Stanley, de pobrísimo origen, había sido sodomizado recurrentemente en un orfanato y de grumete en un carguero del que escapó sin la paga ni el hatillo. Desarrolló una resistencia sobrehumana a las adversidades y una crueldad patológica. Conquistó los Congos para Leopoldo y adquirió el gusto por torturar, mutilar y asesinar personalmente. Hasta Suráfrica y desde Senegal a Kenia, el colonialismo europeo decimonónico no tuvo más trabas que la carabina y el machete. Los árabes colaboraron con el esclavismo y no se dio otra economía que la apropiación de materias primas y la venta de manufacturas de subsistencia. No es una extrañeza que la descolonización forzada tras la II Guerra Mundial provocara pánico entre las minorías blancas ante una negritud, que ni había sido alfabetizada por los colonos. En Suráfrica, ingleses y afrikáners holandeses tenían que acabar en el «apartheid» aunque sólo fuera por temor a los indómitos zulúes. El indiscutible mérito de Nelson Mandela es haber evitado una matanza de blancos de proporciones apocalípticas. Madiba estuvo en el comunismo, en la dictadura del proletariado y en la lucha guerrillera, que hubiera triunfado siquiera por disparidad numérica. Pero sacó al Congreso Nacional Africano de esa deriva, aceptó la democracia que le negaban, soportó décadas de cárcel y asumió el «satyagraha» del Mahatma Ghandi (que desarrolló durante sus años de abogado en Suráfrica) y que no es pacifismo de marihuana sino resistencia pasiva. Ambos sabían que no hay nada más terco que un hombre solo, y con Nietzsche que lo que no me destruye me fortalece.
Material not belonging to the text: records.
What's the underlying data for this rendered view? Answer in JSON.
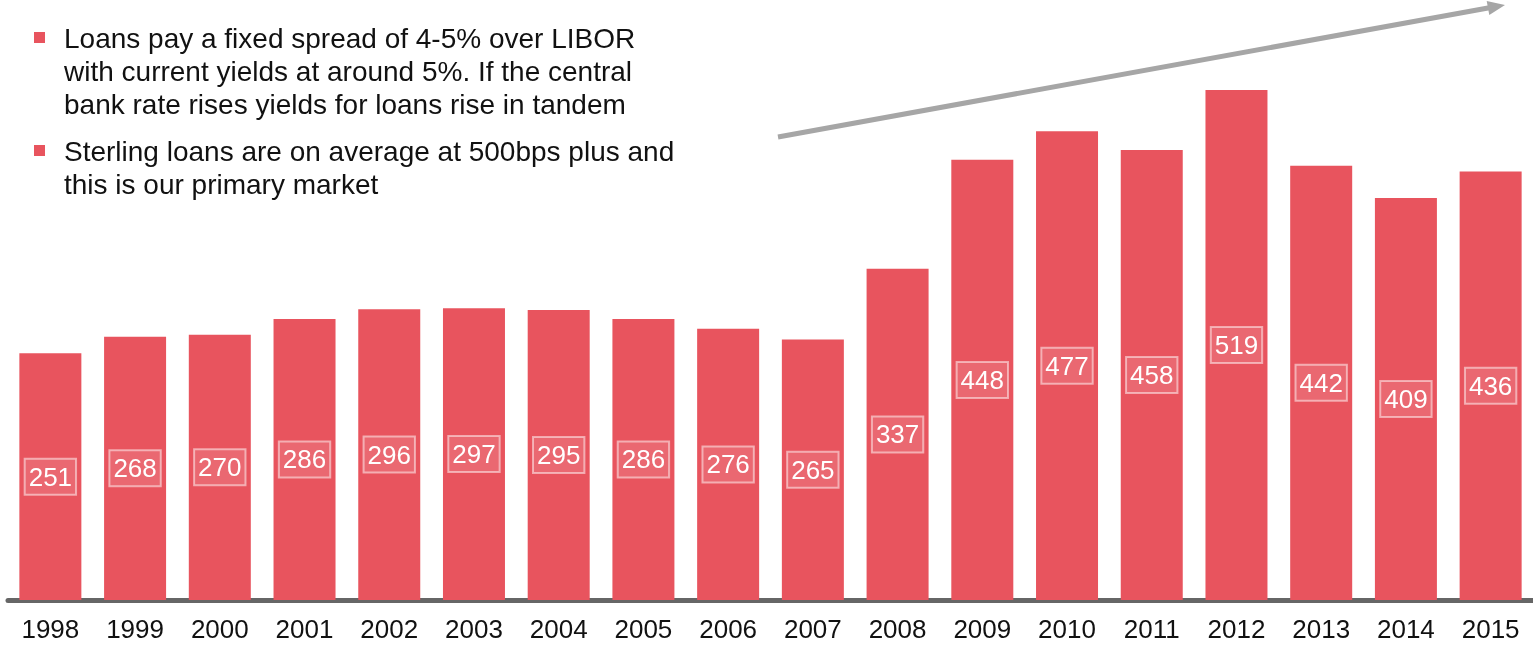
{
  "chart_data": {
    "type": "bar",
    "categories": [
      "1998",
      "1999",
      "2000",
      "2001",
      "2002",
      "2003",
      "2004",
      "2005",
      "2006",
      "2007",
      "2008",
      "2009",
      "2010",
      "2011",
      "2012",
      "2013",
      "2014",
      "2015"
    ],
    "values": [
      251,
      268,
      270,
      286,
      296,
      297,
      295,
      286,
      276,
      265,
      337,
      448,
      477,
      458,
      519,
      442,
      409,
      436
    ],
    "color": "#e8545e",
    "data_labels": true,
    "annotations": [
      "Loans pay a fixed spread of 4-5% over LIBOR with current yields at around 5%. If the central bank rate rises yields for loans rise in tandem",
      "Sterling loans are on average at 500bps plus  and this is our primary market"
    ]
  }
}
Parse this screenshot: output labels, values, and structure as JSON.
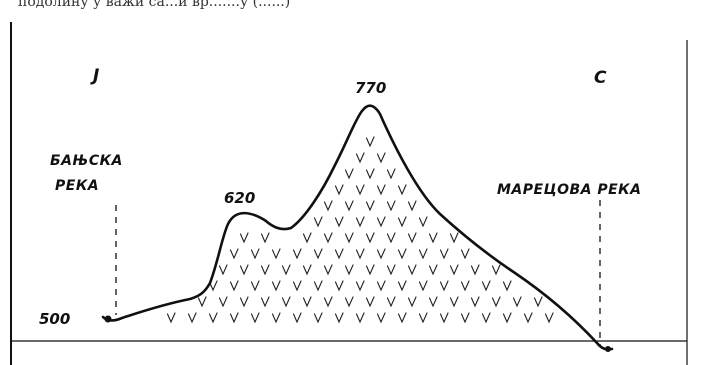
{
  "top_text": "подолину у важи са...и вр.......у  (......)",
  "directions": {
    "left": "J",
    "right": "C"
  },
  "rivers": {
    "left_line1": "БАЊСКА",
    "left_line2": "РЕКА",
    "right": "МАРЕЦОВА РЕКА"
  },
  "elevations": {
    "base": "500",
    "saddle_peak": "620",
    "summit": "770"
  },
  "hatch_symbol": "v",
  "colors": {
    "ink": "#111111",
    "background": "#ffffff"
  }
}
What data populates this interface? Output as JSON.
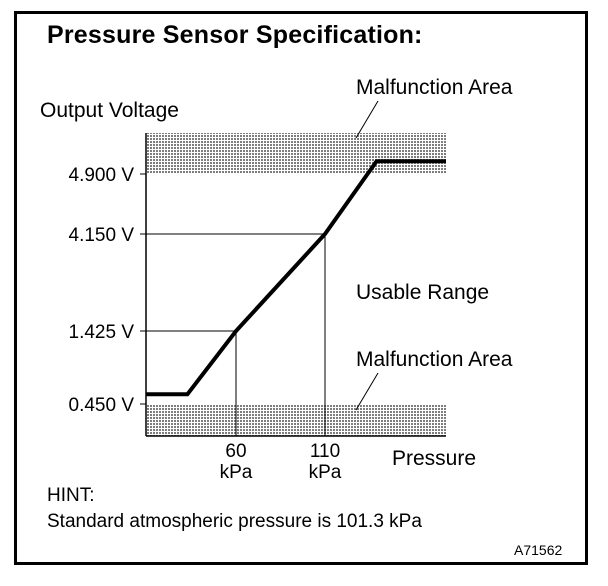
{
  "title": "Pressure Sensor Specification:",
  "hint": {
    "label": "HINT:",
    "text": "Standard atmospheric pressure is 101.3 kPa"
  },
  "figure_code": "A71562",
  "colors": {
    "line": "#000000",
    "hatch": "#8a8a8a",
    "background": "#ffffff"
  },
  "chart_data": {
    "type": "line",
    "title": "Pressure Sensor Specification:",
    "xlabel": "Pressure",
    "ylabel": "Output Voltage",
    "grid": false,
    "x_ticks": [
      {
        "value": 60,
        "label": "60",
        "unit": "kPa"
      },
      {
        "value": 110,
        "label": "110",
        "unit": "kPa"
      }
    ],
    "y_ticks": [
      {
        "value": 0.45,
        "label": "0.450 V"
      },
      {
        "value": 1.425,
        "label": "1.425 V"
      },
      {
        "value": 4.15,
        "label": "4.150 V"
      },
      {
        "value": 4.9,
        "label": "4.900 V"
      }
    ],
    "series": [
      {
        "points": [
          {
            "x": 10,
            "y": 0.58
          },
          {
            "x": 33,
            "y": 0.58
          },
          {
            "x": 60,
            "y": 1.425
          },
          {
            "x": 110,
            "y": 4.15
          },
          {
            "x": 139,
            "y": 5.05
          },
          {
            "x": 178,
            "y": 5.05
          }
        ]
      }
    ],
    "regions": [
      {
        "label": "Malfunction Area",
        "y_from": 4.9,
        "y_to": 5.38
      },
      {
        "label": "Malfunction Area",
        "y_from": -0.05,
        "y_to": 0.45
      }
    ],
    "annotations": [
      {
        "text": "Usable Range"
      }
    ]
  }
}
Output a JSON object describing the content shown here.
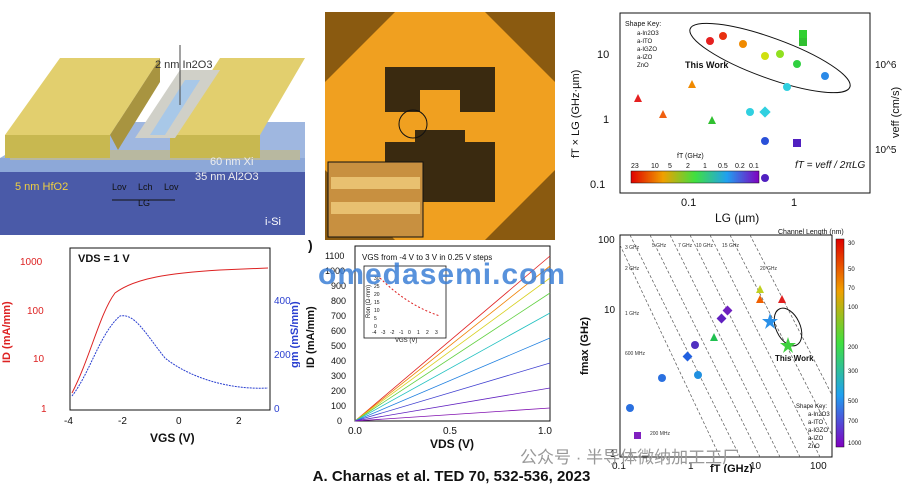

Tal como el tiempo no ha difuminado la figura de Gandhi, perdurará la de Mandela, porque ambas son testimonios espirituales y de azañas del alma y no de la fuerza o el ingenio. Lo de Mandela proclamándose capitán de su alma debería ser una máxima para cualquier occidental. Tuvo muy poco tiempo de poder político y Suráfrica, al margen de tener una democracia universal, sigue sumida en riquezas naturales explotadas miserablemente por los mismos, desigualdades sociales insondables, corrupción política y privada elefantiásica, la mayor peligrosidad del África negra y el más grande índice de sida pandémico. Las jóvenes no temen la violación (entretenimiento local), sino al retrovirus VHL. África tiene el contorno de una calavera ligeramente ladeada con las cuencas de los ojos en Chad y Sudán, el vano de la nariz en Centroáfrica y Ruanda, y la dentadura de Angola a Mozambique, quedando Mauritania como occipucio. Quizá la aceleración tecnológica abrevie el proceso de civilización y reparto, pero Mandela aún es sólo un imprescindible amanecer.